GithubHelp home page GithubHelp logo

pigin's Introduction

PIGIN: Private Interest Groups, Including Noise

This proposal has been withdrawn —

Please see its successor, TURTLEDOVE

Introduction

Some online advertising today is based on showing an ad to a person who has previously interacted with the advertiser. Today this works by the advertiser recognizing a specific person as they browse across web sites, a core privacy concern with today's web.

We propose an API in which the browser, not the advertiser, holds onto the information about what the advertiser thinks a person is interested in. Shifting this data to the browser instead of servers lets us offer many advantages: clear privacy properties, time limits, transparency into how interest groups are built and used, and granular or global controls over this type of ad targeting.

This type of ad targeting can be of value to people browsing the web, who often prefer ads for things they are interested in, and to advertisers, who wish to show their ads to people more likely to be interested in them. That added value is a significant part of why publishers earn much more money today when cookies are available for ad targeting (more details). Therefore an API that supports this practice and offers privacy guarantees is an important part of creating a web in which publishers can flourish without cross-site tracking.

This proposal will not support all related use cases — for example, we require an advertiser's interest group to be larger than some threshold size, to avoid "microtargeting" in which the API itself could become a tracking mechanism. Nevertheless it shows how an important web advertising use case can be made compatible with strong privacy protections for people's browsing behavior.

Motivating Use Case

An "interest group" is a collection of people whom an advertiser believes will be interested in seeing some type of ad. As people browse and interact with a web site, the site operator can add people to any number of interest groups. Advertisers then use those interest groups for ad targeting, especially to entice past visitors to return to the site. The advertising industry today uses a variety of terms to refer to variations on the idea of what we're calling an interest group, including "user list", "remarketing list", "custom audience", and "behavioral market segment".

As a concrete example, consider retailer WeReallyLikeShoes.com who sells shoes on the web. When they first show up at the web site, the visitor will be associated with a "WeReallyLikeShoes-shopper" interest group. As they view different sections of the site, they will be associated with the "WeReallyLikeShoes-athletic-shoes" or "WeReallyLikeShoes-dress-shoes" interest groups. When they view particular shoes, they will be associated with the "WeReallyLikeShoes-shoe-00123-viewer" interest group. Finally, purchasing the shoe or leaving the website will associate them with either the "WeReallyLikeShoes-buyer" group or "WeReallyLikeShoes-cart-abandoner" group.

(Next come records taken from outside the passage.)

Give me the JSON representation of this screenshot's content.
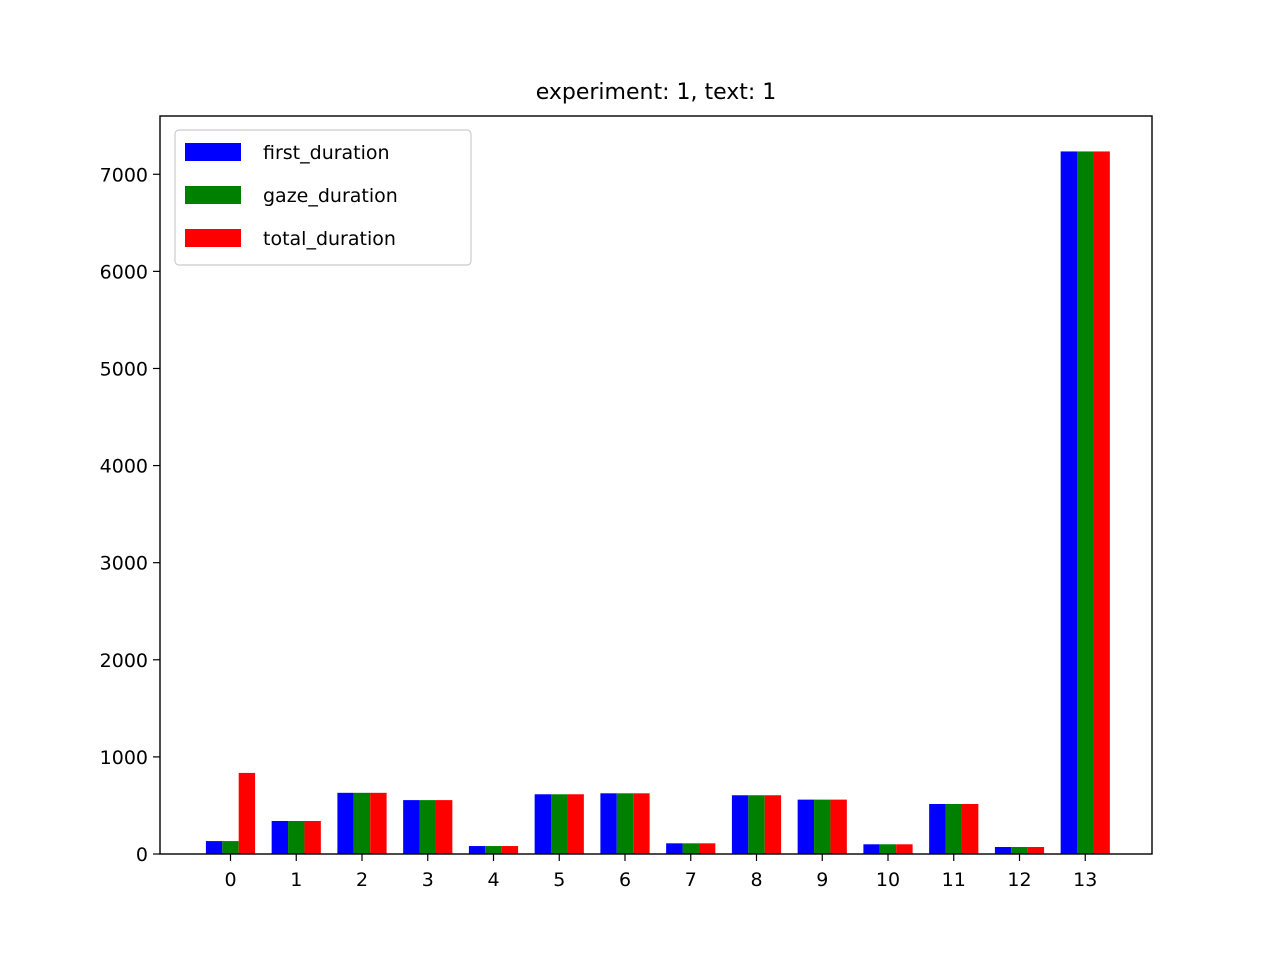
{
  "chart_data": {
    "type": "bar",
    "title": "experiment: 1, text: 1",
    "xlabel": "",
    "ylabel": "",
    "categories": [
      "0",
      "1",
      "2",
      "3",
      "4",
      "5",
      "6",
      "7",
      "8",
      "9",
      "10",
      "11",
      "12",
      "13"
    ],
    "ylim": [
      0,
      7600
    ],
    "yticks": [
      0,
      1000,
      2000,
      3000,
      4000,
      5000,
      6000,
      7000
    ],
    "grid": false,
    "legend_position": "top-left",
    "series": [
      {
        "name": "first_duration",
        "color": "#0000ff",
        "values": [
          133,
          340,
          630,
          555,
          82,
          615,
          625,
          110,
          605,
          560,
          100,
          515,
          72,
          7235
        ]
      },
      {
        "name": "gaze_duration",
        "color": "#008000",
        "values": [
          133,
          340,
          630,
          555,
          82,
          615,
          625,
          110,
          605,
          560,
          100,
          515,
          72,
          7235
        ]
      },
      {
        "name": "total_duration",
        "color": "#ff0000",
        "values": [
          835,
          340,
          630,
          555,
          82,
          615,
          625,
          110,
          605,
          560,
          100,
          515,
          72,
          7235
        ]
      }
    ]
  }
}
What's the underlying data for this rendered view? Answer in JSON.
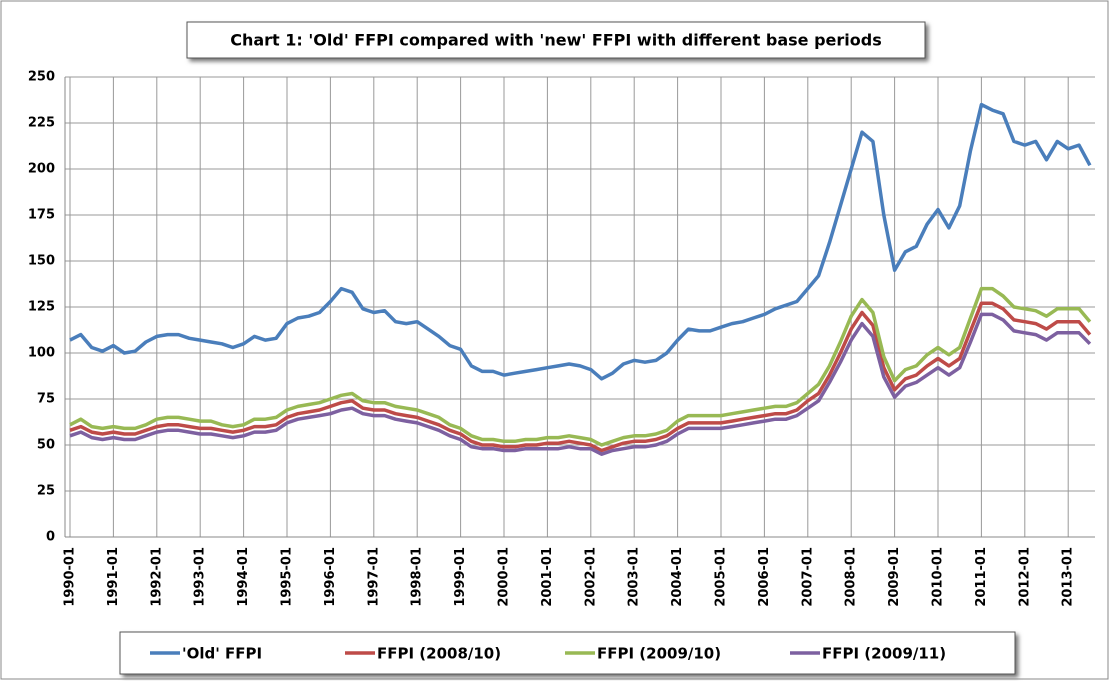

Later, WeReallyLikeShoes.com wants to run an ad campaign for potential shoe buyers. They could use their interest groups for more precise targeting, such as offering a discount to members of their "cart-abandoner" group or advertising to their "athletic-shoes" group at the beginning of summer.

The goal of the API is to support this use case with the following outcomes:

  • People who like ads that remind them of sites they're interested in can keep seeing those sorts of ads.
  • People who don't can avoid seeing those sorts of ads.
  • People who wonder "how the ad knew" what they were interested in can get a clear, accurate answer.
  • People who wish can sever their association with the interest group, and can expect to stop seeing ads targeting the group.
  • Advertisers cannot learn the browsing habits of any specific people, even ones who have joined multiple interest groups.

All details of the UI would, of course, be up to the browser. The API provides the infrastructure that enables this ad campaign targeting capability while enforcing privacy rules that make transparency and control possible.

Design Elements

In this proposed API there is no server that keeps track of which people are in what interest groups. Instead, when an advertiser sees an interesting action, we let them ask the browser "Please join my WeReallyLikeShoes-athletic-shoes interest group for the next 30 days". Then on some future web pages with ads, the browser might choose to tell the ad server "By the way, I'm in the WeReallyLikeShoes-athletic-shoes interest group."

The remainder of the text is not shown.